To celebrate the 60th anniversary of the Egyptian Revolution, the ambassador of the Arab Republic of Egypt Said Hindam hosted a reception on the occasion. The function was held at the Serena Hotel and was well attended by guests both from the diplomatic corps, including defence advisers and attaches and civilians from different walks of life including political entities and religious scholars. The guest of honour was Senate Chairman Syed Nayyar Hussain Bokhari and he along with the host and many others cut the cake after the national anthems had been played.
The timing of the reception was kept to coincide with Iftar, keeping in mind that guests who were fasting would arrive in time to break their fast and then enjoy dinner with their Egyptian hosts — which they did, after a short break for prayers. For those who were not fasting, it was somewhat of a learning experience as Muslim guests explained what the practice involved. Traditional snacks and soft drinks — both Pakistani and Egyptian — were served for Iftari, while dinner was a mix of European and ME cuisine.

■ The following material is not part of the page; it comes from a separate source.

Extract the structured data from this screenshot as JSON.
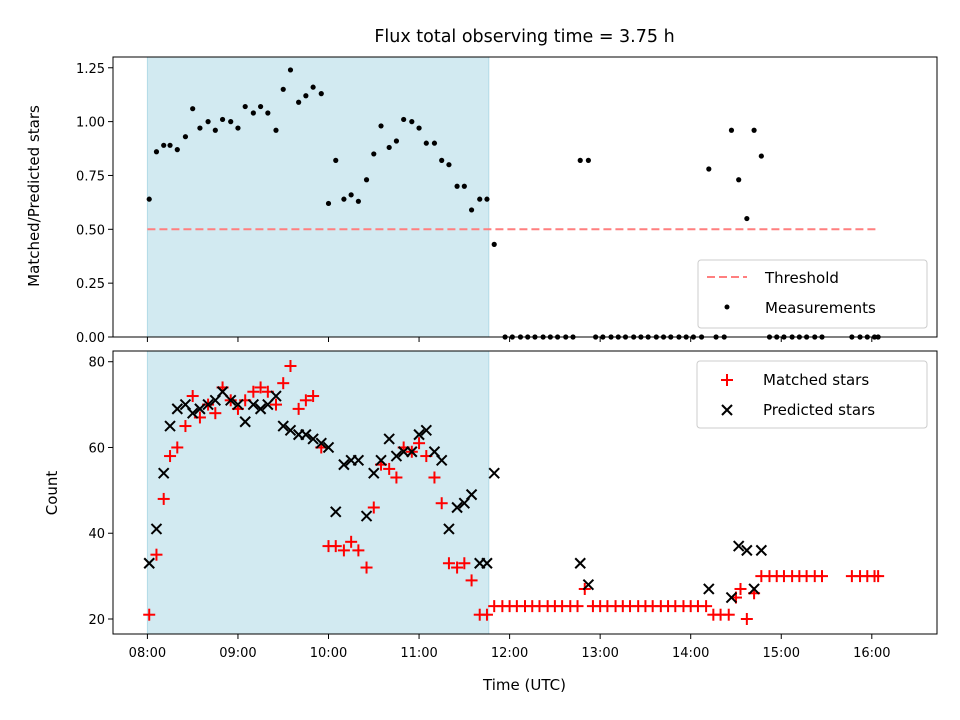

A special exhibition of exciting calligraphic art was also inaugurated by the ambassador and the chief guest after dinner — guests trooped up to the Satrang Gallery to view the featured art work by Pakistani artists and then dispersed and went on their way.
According to information, Egypt has had three revolutions occupied by Great Britain in effect since 1882, Egypt achieved its independence from colonial rule only in the aftermath of sustained protests. In the wake of the 1919 revolution and after two years of stalled negotiations, the British abolished martial law and granted Egypt unilateral nominal independence from colonial rule in February of 1922.
The Egyptian Revolution of 1952 began on 23 July, with a military coup d’état by the Free Officers Movement, a group of army officers led by Muhammad Naguib and Gamal Abdel Nasser. The revolution was initially aimed at overthrowing King Farouk. However, the movement had more political ambitions and soon moved to abolish the constitutional monarchy and aristocracy of Egypt and Sudan, establish a republic, end the British occupation of the country, and secure the independence of Sudan (hitherto governed as an Anglo-Egyptian condominium).
The revolutionary government adopted a staunchly nationalist, anti-imperialist agenda, which came to be expressed chiefly through Arab nationalism, and international non-alignment.